Pro Football Sacked Him, So Ed Marinaro Made the Team on TV's Hill Street Blues
Ed who? Not too long ago he was just another gridiron has-been—a running back who won fame a decade ago as Cornell's "Italian stallion," only to see his career fizzle in the pros. Now, three years after he was cut by the Chicago Bears, last of the four teams he worked for, Marinaro is playing regularly again—this time in NBC's Emmy-winning Hill Street Blues. Since the new TV season began in October, Marinaro has been featured as patrolman Joe Coffey, the on-and off-duty partner of lady cop Lucy Bates (Betty Thomas). Reckons Ed in a rare understatement: "This has got to be the biggest break of my acting career."
At 31, Marinaro has already had a lot of breaks—not all of them good. Growing up in a second-generation Italian-American family in New Milford, N.J., a working-class New York City suburb, Ed was "arrogant and cocky and unsure of myself," he admits. At 6' 2½", he was also impressive enough as a high school athlete to get scholarship offers from more than 40 colleges. Instead, he persuaded his dad, who runs a sign-painting firm, to help pay for the Ivy League's Cornell so he could attend its hotel management school. There Ed rewrote the college record books, gaining a then unprecedented 4,715 yards rushing in three seasons. He also set new marks for chutzpah, clamorously protesting when he didn't win the 1971 Heisman Trophy.
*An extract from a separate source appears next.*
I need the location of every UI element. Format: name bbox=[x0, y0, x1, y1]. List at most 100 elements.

Marinaro's reputation for self-promotion did not help his pro career. After he made the NFL, Ed tooled around in a flashy purple Porsche and hung out with chums like Broadway Joe Namath. Though he played in two Super Bowls in four years with the Minnesota Vikings, he was never at home there. "Fran Tarkenton didn't think I was as good as I thought I was," Ed says candidly. Soon after he went to the New York Jets to run the ball for Namath, he was benched with a foot injury. "When you get hurt in football, people treat you like garbage," Ed says unhappily. "They wanted to get rid of me, and they did." He played in just one game for the Seattle Seahawks in 1977, then tried out for the Bears—and was dropped. Though he later got a bid from the New England Patriots, he decided to quit altogether at 27. "I was apathetic," he recalls. "No way was I going to throw my ass out on the field again."
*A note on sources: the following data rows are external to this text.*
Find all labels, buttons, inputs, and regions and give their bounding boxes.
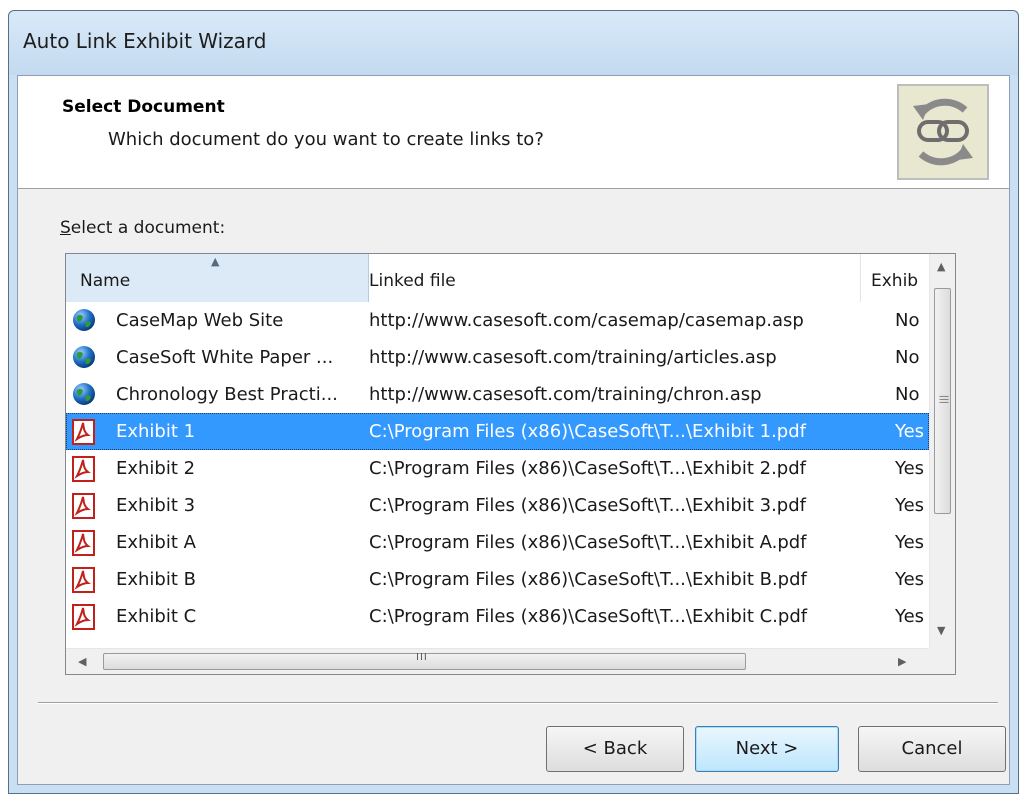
row-name: Exhibit C (116, 606, 197, 627)
next-button[interactable]: Next > (695, 726, 839, 772)
pdf-icon (72, 530, 96, 556)
row-exhibit: No (895, 347, 920, 368)
column-header-linked-file-label: Linked file (369, 271, 456, 291)
window-title: Auto Link Exhibit Wizard (23, 29, 267, 53)
table-row[interactable]: Exhibit 1 C:\Program Files (x86)\CaseSoft… (66, 413, 929, 450)
pdf-icon (72, 456, 96, 482)
row-linked-file: C:\Program Files (x86)\CaseSoft\T...\Exh… (369, 495, 806, 516)
table-row[interactable]: CaseMap Web Site http://www.casesoft.com/… (66, 302, 929, 339)
wizard-client-area: Select Document Which document do you wa… (17, 75, 1010, 785)
row-name: Exhibit A (116, 532, 196, 553)
scroll-right-icon[interactable]: ▶ (898, 655, 906, 668)
select-document-label: Select a document: (60, 218, 226, 238)
row-name: CaseMap Web Site (116, 310, 284, 331)
chain-link-refresh-icon (897, 84, 989, 180)
row-exhibit: Yes (895, 606, 925, 627)
wizard-header: Select Document Which document do you wa… (18, 76, 1009, 189)
horizontal-scroll-thumb[interactable]: III (103, 652, 746, 670)
select-document-label-text: elect a document: (70, 218, 226, 238)
grip-icon: III (416, 652, 428, 663)
scrollbar-corner (929, 648, 955, 674)
row-linked-file: http://www.casesoft.com/training/chron.a… (369, 384, 762, 405)
row-exhibit: Yes (895, 458, 925, 479)
row-linked-file: http://www.casesoft.com/training/article… (369, 347, 777, 368)
row-exhibit: Yes (895, 569, 925, 590)
horizontal-scrollbar[interactable]: ◀ III ▶ (66, 648, 929, 674)
globe-icon (72, 382, 96, 406)
row-name: Exhibit 1 (116, 421, 196, 442)
pdf-icon (72, 493, 96, 519)
column-header-linked-file[interactable]: Linked file (369, 254, 861, 302)
table-row[interactable]: Exhibit 2 C:\Program Files (x86)\CaseSoft… (66, 450, 929, 487)
row-exhibit: Yes (895, 421, 925, 442)
pdf-icon (72, 604, 96, 630)
column-header-name-label: Name (80, 271, 131, 291)
table-row[interactable]: Exhibit C C:\Program Files (x86)\CaseSoft… (66, 598, 929, 635)
row-linked-file: C:\Program Files (x86)\CaseSoft\T...\Exh… (369, 606, 808, 627)
row-linked-file: C:\Program Files (x86)\CaseSoft\T...\Exh… (369, 458, 806, 479)
scroll-up-icon[interactable]: ▲ (937, 260, 945, 273)
vertical-scroll-thumb[interactable]: — — — (934, 288, 951, 514)
sort-ascending-icon: ▲ (211, 255, 220, 268)
row-name: Exhibit B (116, 569, 196, 590)
pdf-icon (72, 567, 96, 593)
row-linked-file: http://www.casesoft.com/casemap/casemap.… (369, 310, 804, 331)
row-exhibit: No (895, 310, 920, 331)
scroll-down-icon[interactable]: ▼ (937, 624, 945, 637)
title-bar[interactable]: Auto Link Exhibit Wizard (9, 11, 1018, 75)
row-exhibit: Yes (895, 532, 925, 553)
document-list[interactable]: ▲ Name Linked file Exhib CaseMap Web Sit… (65, 253, 956, 675)
row-exhibit: No (895, 384, 920, 405)
cancel-button[interactable]: Cancel (858, 726, 1006, 772)
globe-icon (72, 308, 96, 332)
column-header-exhibit-label: Exhib (871, 271, 919, 291)
back-button[interactable]: < Back (546, 726, 684, 772)
table-row[interactable]: Exhibit B C:\Program Files (x86)\CaseSoft… (66, 561, 929, 598)
vertical-scrollbar[interactable]: ▲ — — — ▼ (929, 254, 955, 648)
pdf-icon (72, 419, 96, 445)
column-header-name[interactable]: ▲ Name (66, 254, 369, 302)
row-linked-file: C:\Program Files (x86)\CaseSoft\T...\Exh… (369, 569, 807, 590)
row-name: CaseSoft White Paper ... (116, 347, 334, 368)
table-row[interactable]: Chronology Best Practi... http://www.case… (66, 376, 929, 413)
page-title: Select Document (62, 97, 225, 117)
button-separator (38, 702, 998, 704)
row-exhibit: Yes (895, 495, 925, 516)
globe-icon (72, 345, 96, 369)
column-header-exhibit[interactable]: Exhib (861, 254, 929, 302)
row-name: Exhibit 3 (116, 495, 196, 516)
row-name: Chronology Best Practi... (116, 384, 338, 405)
row-linked-file: C:\Program Files (x86)\CaseSoft\T...\Exh… (369, 532, 807, 553)
table-row[interactable]: Exhibit A C:\Program Files (x86)\CaseSoft… (66, 524, 929, 561)
table-row[interactable]: Exhibit 3 C:\Program Files (x86)\CaseSoft… (66, 487, 929, 524)
row-name: Exhibit 2 (116, 458, 196, 479)
page-subtitle: Which document do you want to create lin… (108, 129, 544, 150)
table-row[interactable]: CaseSoft White Paper ... http://www.cases… (66, 339, 929, 376)
row-linked-file: C:\Program Files (x86)\CaseSoft\T...\Exh… (369, 421, 806, 442)
wizard-window: Auto Link Exhibit Wizard Select Document… (8, 10, 1019, 794)
scroll-left-icon[interactable]: ◀ (78, 655, 86, 668)
grip-icon: — — — (939, 391, 949, 408)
Following Namath's example, Marinaro had been studying drama on the side, and in 1978 he moved to Beverly Hills to give full attention to acting. Then came what Ed calls a year of "groping and searching and having to evaluate my life—the toughest time I've ever had." In 1979 he landed a guest role in a TV series, but the show never aired. He won minor parts in a pilot called Three Eyes, a male Charlie's Angels that was never sold, and in Laverne & Shirley. In that show, he says unhappily, "I turned into a schlepp. I wore shirts two sizes too small and tight pants."
Marinaro finally scored last spring, when he introduced himself to Hill Street's casting director. She had him read for a two-part episode as a cop who was supposed to be killed. But Marinaro proved so appealing in the role that the script was changed to leave him only slightly wounded—and able to sign a contract for $5,000 per episode for 13 weeks on the show. Ed recalls thinking, "Ain't this a bitch! I no longer have to fight my football image—I'm finally out of that beefcake role."
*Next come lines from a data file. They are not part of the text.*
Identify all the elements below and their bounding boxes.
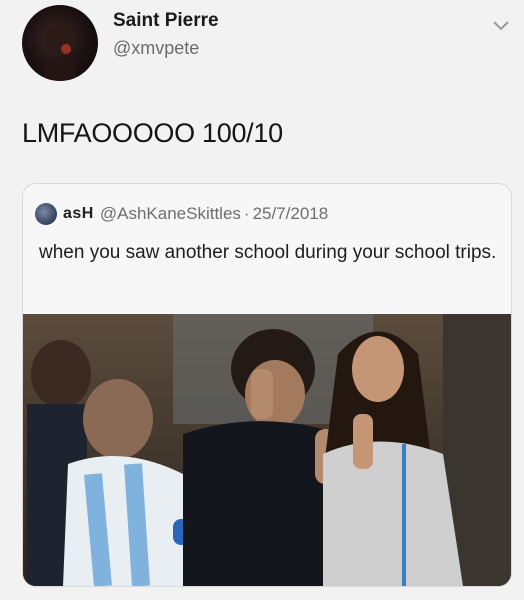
quoted-date[interactable]: 25/7/2018 [253,204,329,224]
tweet-card: Saint Pierre @xmvpete LMFAOOOOO 100/10 a… [0,0,524,600]
stadium-crowd-photo [23,314,511,586]
quoted-media-photo[interactable] [23,314,511,586]
author-avatar[interactable] [22,5,98,81]
quoted-display-name[interactable]: asH [63,205,94,223]
quoted-avatar[interactable] [35,203,57,225]
chevron-down-icon[interactable] [492,20,510,32]
header-separator: · [243,204,250,223]
author-display-name[interactable]: Saint Pierre [113,10,219,32]
quoted-tweet-text: when you saw another school during your … [39,242,497,263]
tweet-text: LMFAOOOOO 100/10 [22,118,283,148]
quoted-handle[interactable]: @AshKaneSkittles [100,204,241,224]
author-handle[interactable]: @xmvpete [113,38,199,59]
quoted-tweet[interactable]: asH @AshKaneSkittles · 25/7/2018 when yo… [22,183,512,587]
author-avatar-image [44,25,76,81]
quoted-tweet-header: asH @AshKaneSkittles · 25/7/2018 [35,202,328,226]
Well, maybe. "The first day I met Ed, I was a little uncomfortable because he is so good-looking, big and wonderful," says co-star Betty Thomas. Ed wants to put his stallion days behind him. He's long been pursued by women, but claims with pride that "I never woke up feeling cheap." Waking up exhausted is another thing. "It's tough when you're Italian and a football player," he deadpans. "People assume you're a superstud in bed."
Lately he has broken off a two-year relationship—the longest since college—with actress Mimi Rogers, 26. Even when she was with him, though, she knew Marinaro "was a real ladies' man. He definitely sowed an excess of wild oats. People were shocked and amazed that we were still together after eight months." Ed himself says he won't even consider marrying before he turns 40. "But that," he protests, "doesn't mean I intend to sleep with a different girl every night." He says that for the first time, he now sees women as friends and equals. "He's one of the warmest, most generous and loving men I've ever met," Rogers concurs. "I think he's gotten far away from his macho image."
Marinaro insists the image was always a bit phony. Even as a seventh grader, he says, he had to ask friends how to smooch with a girl. "I finally got my first kiss when I was 15.1 had been dating a girl for two months and still hadn't made a move. We were at a party and she was sitting on my lap when all of a sudden I looked at her and she looked at me and we kissed. Everybody in the room applauded. I was so embarrassed I wanted to die."
Today's liberated ways are just fine with Marinaro. "I certainly don't mind a woman calling me up and asking me out," says Ed. "If more women did, they'd find out how tough it is for a man."